Anthropic’s Glasswing Model Is the Template Everyone Is Watching
The GPT 5.6 limited release puts OpenAI on a path Anthropic has already been walking. Earlier this year, Anthropic announced that its new frontier cyber model, Claude Mythos, would be released only to a small group of partners through a programme called Project Glasswing. The company argued that the model was too powerful to release broadly without controls.
The results of that restricted approach are now quantifiable. Anthropic’s newsroom reports that Project Glasswing partners have found more than 10,000 high- or critical-severity security flaws so far. Alongside Mythos, Anthropic has also released Claude Security, a product built on its latest public frontier models including Claude Opus 4.8, to scan codebases and suggest patches.
The programme is expanding. Cybersecurity Dive reports that Anthropic has extended Project Glasswing to 150 more organisations, including critical infrastructure operators. Whether that constitutes prudent stewardship or a form of controlled market-building is a debate that has not resolved.

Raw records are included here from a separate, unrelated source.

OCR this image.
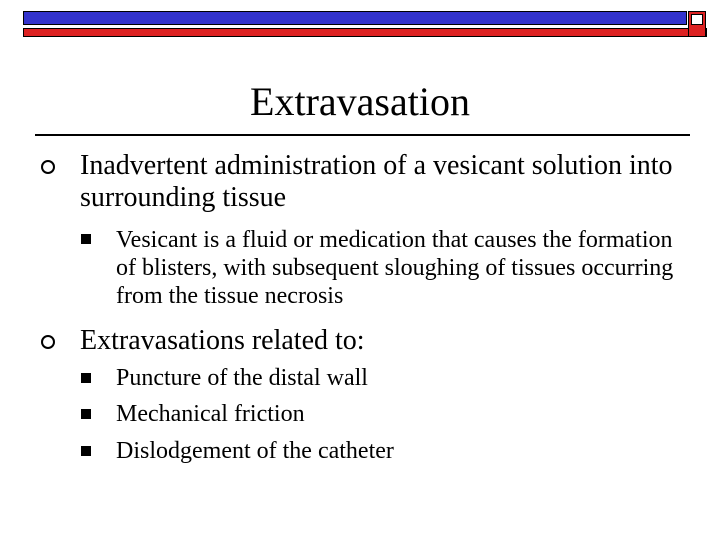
Extravasation
Inadvertent administration of a vesicant solution into surrounding tissue
Vesicant is a fluid or medication that causes the formation of blisters, with subsequent sloughing of tissues occurring from the tissue necrosis
Extravasations related to:
Puncture of the distal wall
Mechanical friction
Dislodgement of the catheter
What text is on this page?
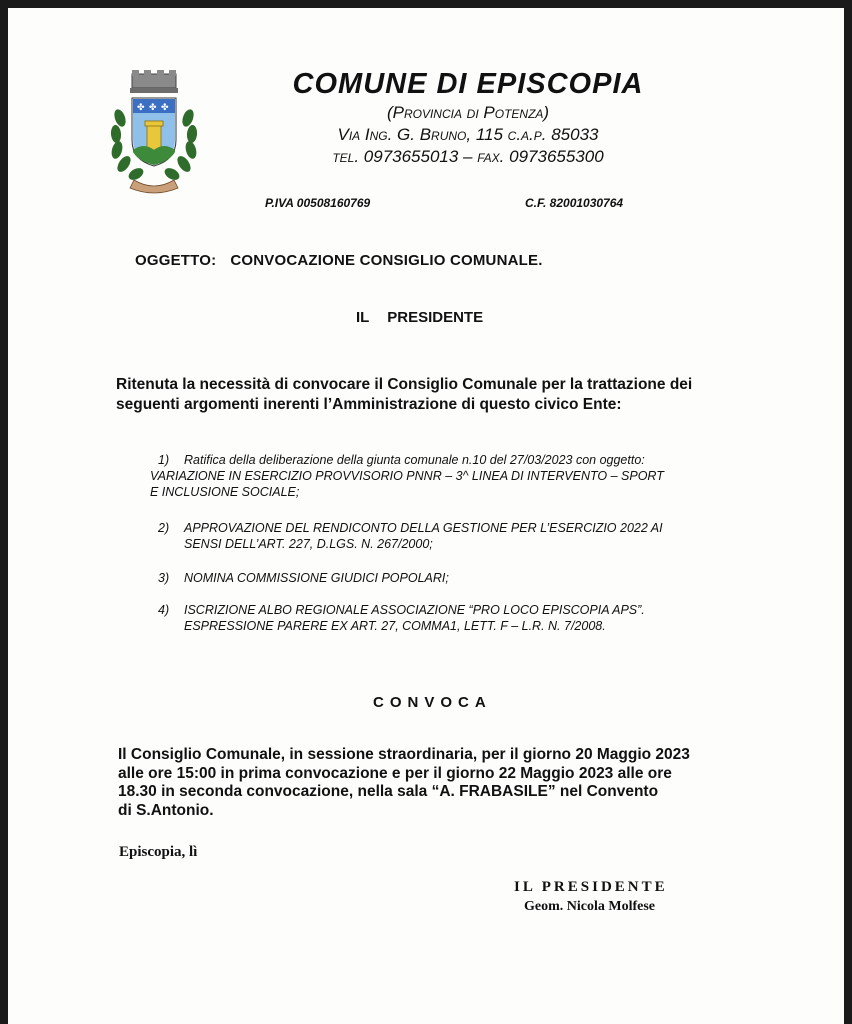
✤ ✤ ✤

COMUNE DI EPISCOPIA

(Provincia di Potenza)

Via Ing. G. Bruno, 115 c.a.p. 85033

tel. 0973655013 – fax. 0973655300

P.IVA 00508160769	C.F. 82001030764
OGGETTO: CONVOCAZIONE CONSIGLIO COMUNALE.
IL PRESIDENTE
Ritenuta la necessità di convocare il Consiglio Comunale per la trattazione dei seguenti argomenti inerenti l’Amministrazione di questo civico Ente:
1)	Ratifica della deliberazione della giunta comunale n.10 del 27/03/2023 con oggetto:
VARIAZIONE IN ESERCIZIO PROVVISORIO PNNR – 3^ LINEA DI INTERVENTO – SPORT
E INCLUSIONE SOCIALE;
2)	APPROVAZIONE DEL RENDICONTO DELLA GESTIONE PER L’ESERCIZIO 2022 AI
SENSI DELL’ART. 227, D.LGS. N. 267/2000;
3)	NOMINA COMMISSIONE GIUDICI POPOLARI;
4)	ISCRIZIONE ALBO REGIONALE ASSOCIAZIONE “PRO LOCO EPISCOPIA APS”.
ESPRESSIONE PARERE EX ART. 27, COMMA1, LETT. F – L.R. N. 7/2008.
CONVOCA
Il Consiglio Comunale, in sessione straordinaria, per il giorno 20 Maggio 2023
alle ore 15:00 in prima convocazione e per il giorno 22 Maggio 2023 alle ore
18.30 in seconda convocazione, nella sala “A. FRABASILE” nel Convento
di S.Antonio.
Episcopia, lì
IL PRESIDENTE
Geom. Nicola Molfese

The underlying concern with frontier cyber tools is concrete regardless of the commercial angle. Large language models have proven capable of writing malware, and some can execute ransomware attacks autonomously. Models like Mythos are ostensibly able to identify and exploit software vulnerabilities at speeds that outpace any human analyst. Since enterprise networks frequently contain undiscovered bugs that serve as entry points, the asymmetry between attacker speed and defender awareness is the crux of the problem.
Reuters reported that OpenAI, Anthropic, and Alphabet’s Google all met with the US government about cybersecurity as the executive order was being developed, according to a senior official who spoke in May. That breadth of engagement suggests the White House’s interest extends well beyond one company’s launch calendar.
The more immediate question is whether the 30-day review window is long enough to catch meaningful risks in a model as complex as GPT 5.6. If the limited release proceeds without incident, OpenAI’s broader rollout could follow within weeks. If the review surfaces concerns, the framework for extending that window, or tightening the terms entirely, is now in place.